The Palin Speech

P.S. Alex Massie is more insightful than yours truly.

Andrew Sullivan concludes his live-blogging of Sarah Palin’s speech with an exasperated sigh: “Reality television has become our politics.” Perhaps. More likely, politics has been a reality TV show since before John Logie Baird invented the damn goggle box. Because, yes, you choose the candidate you like best or the one that has impressed you most after a long, painfully drawn out period of interrogation, speculation and hype. Just like on American Idol. That is the way it works. Talent matters, but it’s not enough without personality, authenticity, charm, something else…

Of course Andrew’s so committed to Obama that it’s unlikely Palin could have done anything to convince him she’s not painfully out of her depth. There’s lots to like about Obama, but let’s not pretend that he’d be favourite to win this election – or have Andrew’s backing – if he were a first term Irish-American Senator called Barry O’Bama.

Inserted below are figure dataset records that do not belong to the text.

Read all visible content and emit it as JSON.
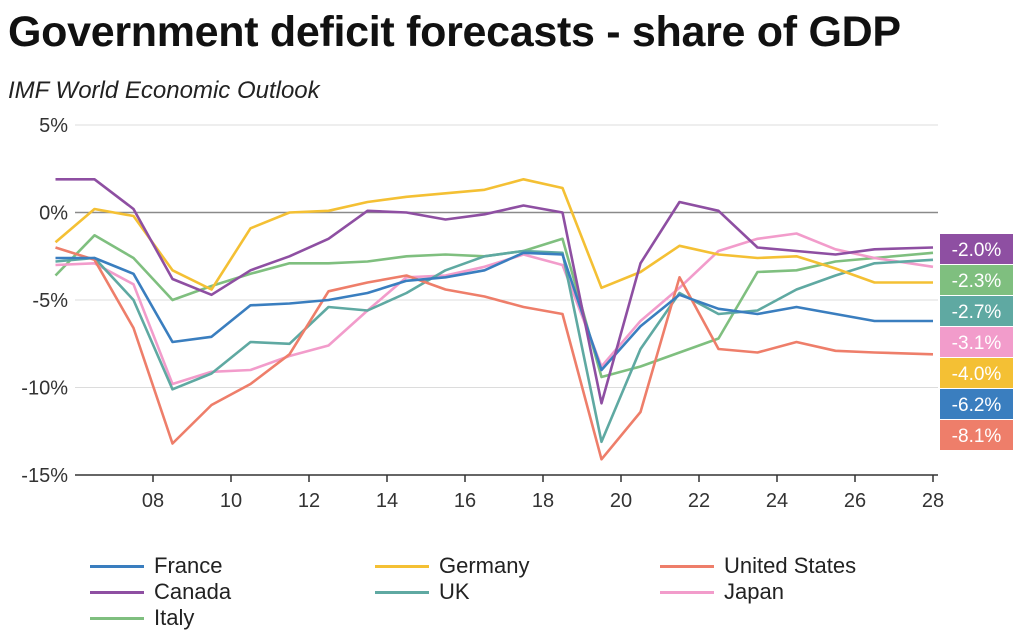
{
  "header": {
    "title": "Government deficit forecasts - share of GDP",
    "subtitle": "IMF World Economic Outlook"
  },
  "chart_data": {
    "type": "line",
    "title": "Government deficit forecasts - share of GDP",
    "subtitle": "IMF World Economic Outlook",
    "xlabel": "",
    "ylabel": "",
    "unit": "% of GDP",
    "x": [
      2006,
      2007,
      2008,
      2009,
      2010,
      2011,
      2012,
      2013,
      2014,
      2015,
      2016,
      2017,
      2018,
      2019,
      2020,
      2021,
      2022,
      2023,
      2024,
      2025,
      2026,
      2027,
      2028
    ],
    "xlim": [
      2006,
      2028
    ],
    "ylim": [
      -15,
      5
    ],
    "yticks": [
      5,
      0,
      -5,
      -10,
      -15
    ],
    "ytick_labels": [
      "5%",
      "0%",
      "-5%",
      "-10%",
      "-15%"
    ],
    "xticks": [
      2008,
      2010,
      2012,
      2014,
      2016,
      2018,
      2020,
      2022,
      2024,
      2026,
      2028
    ],
    "xtick_labels": [
      "08",
      "10",
      "12",
      "14",
      "16",
      "18",
      "20",
      "22",
      "24",
      "26",
      "28"
    ],
    "grid": true,
    "legend_position": "bottom",
    "series": [
      {
        "name": "France",
        "color": "#3a7ebf",
        "end_label": "-6.2%",
        "values": [
          -2.6,
          -2.6,
          -3.5,
          -7.4,
          -7.1,
          -5.3,
          -5.2,
          -5.0,
          -4.6,
          -3.9,
          -3.7,
          -3.3,
          -2.3,
          -2.4,
          -9.0,
          -6.5,
          -4.7,
          -5.5,
          -5.8,
          -5.4,
          -5.8,
          -6.2,
          -6.2
        ]
      },
      {
        "name": "Germany",
        "color": "#f4c034",
        "end_label": "-4.0%",
        "values": [
          -1.7,
          0.2,
          -0.2,
          -3.3,
          -4.4,
          -0.9,
          0.0,
          0.1,
          0.6,
          0.9,
          1.1,
          1.3,
          1.9,
          1.4,
          -4.3,
          -3.4,
          -1.9,
          -2.4,
          -2.6,
          -2.5,
          -3.2,
          -4.0,
          -4.0
        ]
      },
      {
        "name": "United States",
        "color": "#ee7e6a",
        "end_label": "-8.1%",
        "values": [
          -2.0,
          -2.7,
          -6.6,
          -13.2,
          -11.0,
          -9.8,
          -8.1,
          -4.5,
          -4.0,
          -3.6,
          -4.4,
          -4.8,
          -5.4,
          -5.8,
          -14.1,
          -11.4,
          -3.7,
          -7.8,
          -8.0,
          -7.4,
          -7.9,
          -8.0,
          -8.1
        ]
      },
      {
        "name": "Canada",
        "color": "#8e4fa2",
        "end_label": "-2.0%",
        "values": [
          1.9,
          1.9,
          0.2,
          -3.8,
          -4.7,
          -3.3,
          -2.5,
          -1.5,
          0.1,
          0.0,
          -0.4,
          -0.1,
          0.4,
          0.0,
          -10.9,
          -2.9,
          0.6,
          0.1,
          -2.0,
          -2.2,
          -2.4,
          -2.1,
          -2.0
        ]
      },
      {
        "name": "UK",
        "color": "#5fa9a2",
        "end_label": "-2.7%",
        "values": [
          -2.8,
          -2.6,
          -5.0,
          -10.1,
          -9.2,
          -7.4,
          -7.5,
          -5.4,
          -5.6,
          -4.6,
          -3.3,
          -2.5,
          -2.2,
          -2.3,
          -13.1,
          -7.8,
          -4.6,
          -5.8,
          -5.6,
          -4.4,
          -3.6,
          -2.9,
          -2.7
        ]
      },
      {
        "name": "Japan",
        "color": "#f29ccb",
        "end_label": "-3.1%",
        "values": [
          -3.0,
          -2.9,
          -4.1,
          -9.8,
          -9.1,
          -9.0,
          -8.2,
          -7.6,
          -5.6,
          -3.7,
          -3.6,
          -3.1,
          -2.4,
          -3.0,
          -8.8,
          -6.2,
          -4.3,
          -2.2,
          -1.5,
          -1.2,
          -2.1,
          -2.6,
          -3.1
        ]
      },
      {
        "name": "Italy",
        "color": "#7fbf7f",
        "end_label": "-2.3%",
        "values": [
          -3.6,
          -1.3,
          -2.6,
          -5.0,
          -4.2,
          -3.5,
          -2.9,
          -2.9,
          -2.8,
          -2.5,
          -2.4,
          -2.5,
          -2.2,
          -1.5,
          -9.4,
          -8.8,
          -8.0,
          -7.2,
          -3.4,
          -3.3,
          -2.8,
          -2.6,
          -2.3
        ]
      }
    ],
    "end_label_order": [
      "Canada",
      "Italy",
      "UK",
      "Japan",
      "Germany",
      "France",
      "United States"
    ]
  },
  "legend": {
    "items": [
      {
        "name": "France",
        "color": "#3a7ebf"
      },
      {
        "name": "Germany",
        "color": "#f4c034"
      },
      {
        "name": "United States",
        "color": "#ee7e6a"
      },
      {
        "name": "Canada",
        "color": "#8e4fa2"
      },
      {
        "name": "UK",
        "color": "#5fa9a2"
      },
      {
        "name": "Japan",
        "color": "#f29ccb"
      },
      {
        "name": "Italy",
        "color": "#7fbf7f"
      }
    ]
  }
}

This race has been framed in terms of personality and biography from the beginning. Sure, Obama’s opposition to the war was vital to him gaining traction and yes he has tremendous political gifts, but, really, the Democratic primary was a Reality TV-style beauty contest and November’s election will be as well. That’s why people are tuning in.

For my money, Alex is one of the best, most insightful observers of US politics out there — he has some distance, yet he also has a keen eye and a level of self-awareness that is very valuable.

For a more critical take, Ezra Klein writes:

Over the past week, Palin had begun looking like a character from Twin Peaks. Tonight, she looked like an up-and-coming Republican politician. It was an auspicious debut, the sort of address that would be judged a success if she were a newcomer keynoting the convention. She landed clean punches, temporarily silenced some of her critics, and retold John McCain’s story with a keen sense for the drama of his experience. But I expected more. As delivered, the speech was effective as theater but curiously hollow as an enduring campaign argument: It contained the seeds of a medal ceremony for McCain, and marked Palin as a politician to watch, but it said nothing about the presidency she hopes to be part of.

Ezra’s basic take is that Palin’s speech would have been more effective had it been more specific — I hesitate to say more substantive, as I don’t think the post-Clinton Democratic trope of a laundry list of micropolicies (clean-coal-powered American-made supercars, V-chips, etc.), is substantive, exactly — and I can see where he’s coming from. But as Chris Hayes writes, there is an enduring logic to “political cant”:

So the rhetorical trick that convention speechwriters try to pull off is to have just enough substance within a statement that it seems to carry some semantic force, but remains nearly impossible to disagree with. The result? cant. “Families that work hard and play by the rules” Cant. “We honor his service.” Cant. “The choice is clear.” Cant. “This election isn’t about the past it’s about the future.” Cant, cant, cant.

What did I think of the speech? Well, I thought it was dynamite, but I just instinctively like this woman and her family, so I’m hardly the harshest judge.